In comparison with SMLS or MLI, GPT models accurately detected three error types, and the average detection rates of the three GPT models were 88.9 %(omission), 91.6 % (time sequence), and 91.7 % (the same individual acted both as the inspector and the reviewer). However, the average detection rate for errors in the result input format by the three GPT models was only 51.9 %, indicating a relatively poor performance in this aspect. GPT models exhibited substantial to almost perfect agreement with SMLS in detecting total errors (kappa [min, max]: 0.778, 0.837). However, the agreement between GPT models and MLI was moderately lower (kappa [min, max]: 0.632, 0.696). When it comes to reading all 86 reports, GPT models showed obviously reduced reading time compared with SMLS or MLI (all p<0.001). Notably, our study also found the GPT-o1 mini model had better consistency of error identification than the GPT-o1 model, which was better than that of the GPT-4o model. The pairwise comparisons of the same GPT model's outputs across three repeated runs showed almost perfect agreement (kappa [min, max]: 0.912, 0.996). GPT-o1 mini showed obviously reduced reading time compared with GPT-4o or GPT-o1(all p<0.001). Additionally, GPT-o1 significantly outperformed GPT-4o or o1 mini in providing accurate and reliable treatment recommendations (all p<0.0001).

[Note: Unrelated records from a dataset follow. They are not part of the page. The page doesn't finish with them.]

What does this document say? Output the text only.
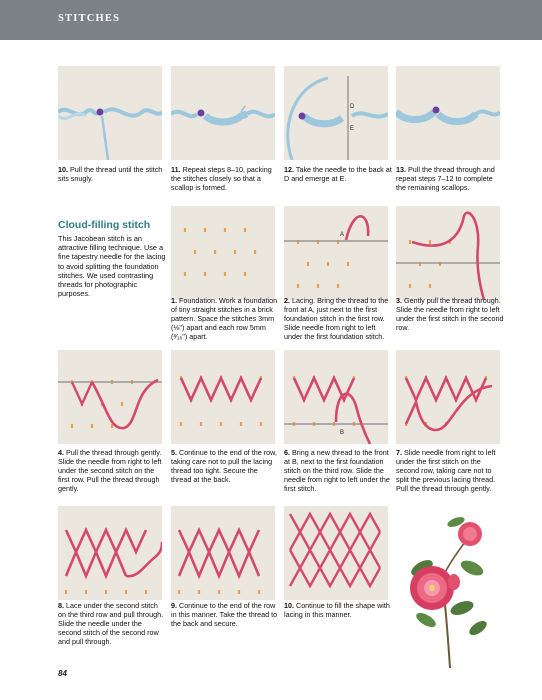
STITCHES
D
E
10. Pull the thread until the stitch sits snugly.
11. Repeat steps 8–10, packing the stitches closely so that a scallop is formed.
12. Take the needle to the back at D and emerge at E.
13. Pull the thread through and repeat steps 7–12 to complete the remaining scallops.
Cloud-filling stitch
This Jacobean stitch is an attractive filling technique. Use a fine tapestry needle for the lacing to avoid splitting the foundation stitches. We used contrasting threads for photographic purposes.
A
1. Foundation. Work a foundation of tiny straight stitches in a brick pattern. Space the stitches 3mm (⅛") apart and each row 5mm (³⁄₁₆") apart.
2. Lacing. Bring the thread to the front at A, just next to the first foundation stitch in the first row. Slide needle from right to left under the first foundation stitch.
3. Gently pull the thread through. Slide the needle from right to left under the first stitch in the second row.
B
4. Pull the thread through gently. Slide the needle from right to left under the second stitch on the first row. Pull the thread through gently.
5. Continue to the end of the row, taking care not to pull the lacing thread too tight. Secure the thread at the back.
6. Bring a new thread to the front at B, next to the first foundation stitch on the third row. Slide the needle from right to left under the first stitch.
7. Slide needle from right to left under the first stitch on the second row, taking care not to split the previous lacing thread. Pull the thread through gently.
8. Lace under the second stitch on the third row and pull through. Slide the needle under the second stitch of the second row and pull through.
9. Continue to the end of the row in this manner. Take the thread to the back and secure.
10. Continue to fill the shape with lacing in this manner.
84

The detection capability of some of medical laboratory report errors and the accuracy and reliability of treatment recommendations of GPT models was competent, especially, potentially reducing work hours and enhancing clinical decision-making.
准确的医学实验室报告对于提供高质量医疗保健至关重要。最近,先进的人工智能模型,如ChatGPT系列中的模型,在这一领域显示出了巨大的潜力。本研究评估了特定GPT模型——即4o、o1和o1 mini——在识别医学实验室报告中的错误以及提供治疗建议方面的性能。
在这项回顾性研究中,收集了86份七种上呼吸道病原体的核酸检测报告。故意且随机地将来自四个常见错误类别的285个错误引入报告中,生成了86份有错误的报告。让GPT模型负责检测这些错误,将三名高级医学实验室科学家(SMLS)和三名医学实验室实习生(MLI)作为对照组。此外,让GPT模型根据86份纠正后的报告,在检测结果呈阳性后生成准确可靠的治疗建议。在适当的情况下,使用χ2检验、Kruskal-Wallis检验和Wilcoxon检验进行统计分析。
与SMLS或MLI相比,GPT模型准确地检测出了三种错误类型,三种GPT模型的平均检测率分别为88.9%(遗漏)、91.6%(时间顺序)和91.7%(同一个人既担任检查员又担任审核员)。然而,三种GPT模型对结果输入格式错误的平均检测率仅为51.9%,表明在这方面表现相对较差。在检测总错误方面,GPT模型与SMLS表现出高度到几乎完美的一致性(kappa[最小值,最大值]:0.778,0.837)。然而,GPT模型与MLI之间的一致性略低(kappa[最小值,最大值]:0.632,0.696)。在阅读所有86份报告时,GPT模型的阅读时间明显少于SMLS或MLI(所有p<0.001)。值得注意的是,我们的研究还发现,GPT-o1 mini模型在错误识别方面的一致性优于GPT-o1模型,而GPT-o1模型又优于GPT-4o模型。同一GPT模型在三次重复运行中的输出进行两两比较,显示出几乎完美的一致性(kappa[最小值,最大值]:0.912,0.996)。与GPT-4o或GPT-o1相比,GPT-o1 mini的阅读时间明显减少(所有p<0.001)。此外,在提供准确可靠的治疗建议方面,GPT-o1明显优于GPT-4o或o1 mini(所有p<0.0001)。
GPT模型对一些医学实验室报告错误的检测能力以及治疗建议的准确性和可靠性是合格的,特别是可能减少工作时间并增强临床决策。